Enfin, une stratégie a été mise en place par l'UE impliquant la signature d'accords bilatéraux avec des pays-tiers, comme le Pakistan ou l'Afghanistan, afin d'obtenir plus facilement les titres de retour vers ces pays.

En guise de conclusion à mon propos, il me paraît important de faire une pause. Nous sommes dans un espace à vingt-six États avec des systèmes d'organisation policière très différente et une absence de vision commune de la gestion de la migration. Essayons de réfléchir ensemble comment rendre cet espace plus efficace et le rendre plus fidèle à ses principes et à son esprit constitutifs. Peut-être, la mise en oeuvre d'un espace à géométrie variable permettrait d'assurer le fonctionnement optimal de cet espace où l'économique a peut-être été trop privilégié au détriment de l'esprit de Schengen qui préconisait la fluidité de la circulation tout en se dotant de mesures compensatoires nécessaires pour garantir notre sécurité.

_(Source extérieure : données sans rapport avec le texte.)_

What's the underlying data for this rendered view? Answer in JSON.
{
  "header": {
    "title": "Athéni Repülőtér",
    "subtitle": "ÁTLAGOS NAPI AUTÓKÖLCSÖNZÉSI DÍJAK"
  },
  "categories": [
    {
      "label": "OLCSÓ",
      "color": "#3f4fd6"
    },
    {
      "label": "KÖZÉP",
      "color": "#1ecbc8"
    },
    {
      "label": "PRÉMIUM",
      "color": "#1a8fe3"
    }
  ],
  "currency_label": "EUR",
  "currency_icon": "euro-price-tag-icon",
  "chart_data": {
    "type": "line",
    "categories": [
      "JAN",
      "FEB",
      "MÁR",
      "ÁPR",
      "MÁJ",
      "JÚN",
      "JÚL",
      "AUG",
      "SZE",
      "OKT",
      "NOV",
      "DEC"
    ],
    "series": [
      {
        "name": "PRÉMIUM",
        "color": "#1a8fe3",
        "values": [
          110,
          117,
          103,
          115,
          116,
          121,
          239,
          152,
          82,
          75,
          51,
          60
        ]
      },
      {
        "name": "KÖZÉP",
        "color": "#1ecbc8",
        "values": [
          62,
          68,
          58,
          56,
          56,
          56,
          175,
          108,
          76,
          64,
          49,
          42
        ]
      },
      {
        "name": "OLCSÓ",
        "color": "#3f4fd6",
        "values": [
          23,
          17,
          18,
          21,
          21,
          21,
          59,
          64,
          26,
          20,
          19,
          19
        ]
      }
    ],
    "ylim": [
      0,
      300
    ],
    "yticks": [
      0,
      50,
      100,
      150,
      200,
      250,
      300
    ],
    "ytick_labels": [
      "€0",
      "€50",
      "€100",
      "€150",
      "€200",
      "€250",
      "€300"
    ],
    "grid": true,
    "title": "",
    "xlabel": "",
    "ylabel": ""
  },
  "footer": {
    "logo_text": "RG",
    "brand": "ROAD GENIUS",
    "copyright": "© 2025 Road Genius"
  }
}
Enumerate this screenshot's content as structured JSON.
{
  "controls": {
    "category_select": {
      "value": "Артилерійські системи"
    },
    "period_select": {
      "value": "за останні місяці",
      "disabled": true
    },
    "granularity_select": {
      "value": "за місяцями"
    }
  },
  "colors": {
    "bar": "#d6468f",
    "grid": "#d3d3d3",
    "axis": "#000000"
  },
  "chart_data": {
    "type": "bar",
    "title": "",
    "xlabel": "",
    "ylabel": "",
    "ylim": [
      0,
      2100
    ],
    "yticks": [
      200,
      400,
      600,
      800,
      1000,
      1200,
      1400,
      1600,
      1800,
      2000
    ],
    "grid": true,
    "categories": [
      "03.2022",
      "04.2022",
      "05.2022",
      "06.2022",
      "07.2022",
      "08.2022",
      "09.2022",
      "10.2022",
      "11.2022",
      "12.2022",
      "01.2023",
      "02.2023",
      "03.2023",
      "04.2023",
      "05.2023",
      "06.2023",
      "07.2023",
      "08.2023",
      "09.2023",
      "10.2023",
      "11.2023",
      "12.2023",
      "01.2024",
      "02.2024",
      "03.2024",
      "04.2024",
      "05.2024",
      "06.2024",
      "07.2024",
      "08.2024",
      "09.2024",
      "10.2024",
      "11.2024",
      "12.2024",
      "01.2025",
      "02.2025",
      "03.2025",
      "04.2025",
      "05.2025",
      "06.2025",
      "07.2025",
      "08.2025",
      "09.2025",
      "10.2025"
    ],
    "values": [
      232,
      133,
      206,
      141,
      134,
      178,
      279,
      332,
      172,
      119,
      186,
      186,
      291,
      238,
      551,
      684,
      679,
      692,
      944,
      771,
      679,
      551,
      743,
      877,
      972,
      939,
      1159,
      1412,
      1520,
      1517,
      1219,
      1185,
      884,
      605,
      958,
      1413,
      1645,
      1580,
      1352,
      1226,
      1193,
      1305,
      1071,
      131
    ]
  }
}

Certaines mesures me semblent devoir être envisagées pour renforcer l'espace Schengen. Il faudrait ainsi renforcer l'intégration européenne en créant une véritable police européenne des frontières, qui ne représente que l'un des aspects de la lutte antiterroriste. En effet, rétablir les frontières intérieures après un attentat terroriste me paraît une réponse quelque peu réductrice, même si elle est utile au regard de l'importance de l'échange d'informations entre les services de police et la constitution de bases communes.

Il faudrait aussi assurer l'interopérabilité des fichiers. Faut-il connecter l'ETIAS à l'EES, ou le système Schengen à EURODAC ? La France a déposé des propositions tout à fait sérieuses en ce sens.

Il faudrait moderniser et entrer dans une phase dans laquelle le système d'information Schengen puisse largement utiliser la biométrie. Or, ce système demeure balbutiant sur ce point : il est dépourvu de photos et d'empreintes génétiques. Il est également important que les Européens partagent une vision commune pour que le PNR soit efficace.

Il faut, à mon sens, pour que nous puissions fonctionner, que les garde-frontières européens projetés dans le cadre des actions rapides disposent des mêmes pouvoirs et capacités décisionnelles que leurs homologues des pays où ils sont déployés.

Enfin, je ne peux que saluer le travail accompli en interne avec le dispositif relatif aux interdictions administratives de territoire, les interdictions de sorties de territoire et le dispositif, en vigueur à compter du 15 janvier, rétablissant les autorisations de sortie de territoire pour les mineurs. Là aussi, ces dispositifs sont de nature à renforcer notre sécurité.

En outre, à l'aune des dernières évaluations Schengen de la France, en 2002, 2009 et 2016, la modernisation des outils de contrôle frontière doit être assurée. Il nous faut ainsi travailler sur la gouvernance en modernisant notamment le système COVADIS afin de pouvoir lire les contenus de la biométrie des puces des passeports.

Il faudrait également assurer l'accessibilité de la base des Titres Électroniques de Sécurité (TES) aux garde-frontières. Comment peut-on concevoir aujourd'hui qu'en cas de doute sur un document, ceux-ci doivent s'adresser à une préfecture, aux horaires des usagers, pour obtenir l'accès à cette base ? Il nous faut avoir l'historique d'un titre d'identité et les différentes photographies du dossier. Une telle démarche peut certes faire l'objet de débats d'ordre métaphysique sur la protection des libertés, mais je milite, pour ma part, en faveur de l'accès du garde-frontières à cette base.